In August 2007, Gratteri was consulted by German police following the murder of six Italians in Duisburg that was believed to be mafia-related. In 2014 Italian prime minister Matteo Renzi appointed Gratteri to head a commission to draft new anti-mafia laws. Renzi also attempted to appoint him as Minister of Justice; this was unsuccessful due to opposition from president Giorgio Napolitano. Napolitano's position was that while prosecutors had previously been appointed as ministers, this had only happened after they had retired from their judicial role.

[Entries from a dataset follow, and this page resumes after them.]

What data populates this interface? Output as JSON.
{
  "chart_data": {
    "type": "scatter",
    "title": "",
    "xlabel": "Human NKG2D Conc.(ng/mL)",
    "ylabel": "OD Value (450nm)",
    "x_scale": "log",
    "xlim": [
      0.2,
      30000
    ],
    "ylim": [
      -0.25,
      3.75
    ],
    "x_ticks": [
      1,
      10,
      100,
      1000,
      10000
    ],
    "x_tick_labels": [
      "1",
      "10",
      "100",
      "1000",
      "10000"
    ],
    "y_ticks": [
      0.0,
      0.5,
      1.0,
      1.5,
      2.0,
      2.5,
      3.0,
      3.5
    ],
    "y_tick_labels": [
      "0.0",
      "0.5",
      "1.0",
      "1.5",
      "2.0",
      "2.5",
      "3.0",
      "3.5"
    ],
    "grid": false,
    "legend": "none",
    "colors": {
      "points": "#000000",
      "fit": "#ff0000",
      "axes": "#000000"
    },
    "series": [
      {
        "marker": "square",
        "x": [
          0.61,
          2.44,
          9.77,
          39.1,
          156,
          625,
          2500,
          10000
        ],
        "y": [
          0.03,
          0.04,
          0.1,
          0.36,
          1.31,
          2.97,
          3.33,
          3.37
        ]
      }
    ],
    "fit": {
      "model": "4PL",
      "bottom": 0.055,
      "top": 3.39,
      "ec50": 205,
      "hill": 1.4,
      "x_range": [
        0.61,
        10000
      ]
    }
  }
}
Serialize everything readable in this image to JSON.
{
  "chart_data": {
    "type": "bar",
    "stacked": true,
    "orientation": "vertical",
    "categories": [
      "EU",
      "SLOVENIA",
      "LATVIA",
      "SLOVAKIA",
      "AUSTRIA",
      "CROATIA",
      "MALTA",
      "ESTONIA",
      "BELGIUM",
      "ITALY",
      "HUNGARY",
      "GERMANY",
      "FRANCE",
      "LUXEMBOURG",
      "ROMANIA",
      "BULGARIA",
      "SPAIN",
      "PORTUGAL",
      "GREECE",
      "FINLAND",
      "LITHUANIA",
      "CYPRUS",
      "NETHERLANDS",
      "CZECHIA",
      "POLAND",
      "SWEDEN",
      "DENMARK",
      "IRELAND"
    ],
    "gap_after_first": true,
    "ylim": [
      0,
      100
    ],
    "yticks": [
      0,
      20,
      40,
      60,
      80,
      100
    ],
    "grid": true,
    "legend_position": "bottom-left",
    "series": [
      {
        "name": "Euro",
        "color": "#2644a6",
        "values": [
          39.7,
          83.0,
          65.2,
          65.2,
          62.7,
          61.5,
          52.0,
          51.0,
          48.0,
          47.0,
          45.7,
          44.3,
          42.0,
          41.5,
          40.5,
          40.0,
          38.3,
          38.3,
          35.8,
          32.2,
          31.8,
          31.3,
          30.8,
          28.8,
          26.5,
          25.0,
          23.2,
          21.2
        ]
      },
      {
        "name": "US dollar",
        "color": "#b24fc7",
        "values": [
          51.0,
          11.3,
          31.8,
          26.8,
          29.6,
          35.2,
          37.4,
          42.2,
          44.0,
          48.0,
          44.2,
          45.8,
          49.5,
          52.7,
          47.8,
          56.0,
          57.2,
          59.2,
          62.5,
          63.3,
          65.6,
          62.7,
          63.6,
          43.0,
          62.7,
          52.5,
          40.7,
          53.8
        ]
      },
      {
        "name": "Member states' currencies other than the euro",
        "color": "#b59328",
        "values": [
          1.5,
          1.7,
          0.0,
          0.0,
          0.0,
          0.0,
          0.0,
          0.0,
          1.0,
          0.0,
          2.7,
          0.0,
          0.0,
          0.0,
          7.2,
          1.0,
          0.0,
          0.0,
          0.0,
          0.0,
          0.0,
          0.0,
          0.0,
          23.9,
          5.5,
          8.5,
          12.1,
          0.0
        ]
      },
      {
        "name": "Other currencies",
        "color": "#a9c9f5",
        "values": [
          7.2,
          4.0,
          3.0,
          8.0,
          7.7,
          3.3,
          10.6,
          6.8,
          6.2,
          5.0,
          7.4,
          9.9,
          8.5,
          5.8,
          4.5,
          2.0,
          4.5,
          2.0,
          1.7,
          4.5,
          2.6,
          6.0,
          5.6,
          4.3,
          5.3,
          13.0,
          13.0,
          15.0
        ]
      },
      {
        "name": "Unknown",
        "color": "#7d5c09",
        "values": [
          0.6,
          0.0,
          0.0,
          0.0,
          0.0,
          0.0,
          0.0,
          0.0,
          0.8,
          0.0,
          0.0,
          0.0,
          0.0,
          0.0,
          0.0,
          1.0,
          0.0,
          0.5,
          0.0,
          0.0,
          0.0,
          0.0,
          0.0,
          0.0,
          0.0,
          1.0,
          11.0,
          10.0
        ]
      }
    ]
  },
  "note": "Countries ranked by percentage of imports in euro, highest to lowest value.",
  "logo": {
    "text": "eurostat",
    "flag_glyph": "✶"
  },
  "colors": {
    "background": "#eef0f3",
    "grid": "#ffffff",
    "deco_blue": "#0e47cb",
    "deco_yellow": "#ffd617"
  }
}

In 2013 Prime Minister Enrico Letta set him the task of creating a task force to fight organised crime.

In 2016, Gratteri was appointed prosecutor of Catanzaro, Calabria. In this role, he carried out a blitz on the 'Ndrangheta and its political connections. This involved 2,500 police officers interviewing 913 witnesses and generated 479 suspects. The operation resulted in 438 charges being brought against 335 persons. The cases have involved 600 lawyers.

In 2023, Gratteri was nominated prosecutor of Naples, the largest prosecutor's office in Italy.

==Personal life ==
For security reasons, Gratteri lives separately from his wife and they meet only at safehouses. They have two adult sons who live in northern Italy; Gratteri meets them for around 30 minutes every two months. He is a keen gardener who grows his own vegetables and makes jam and olive oil.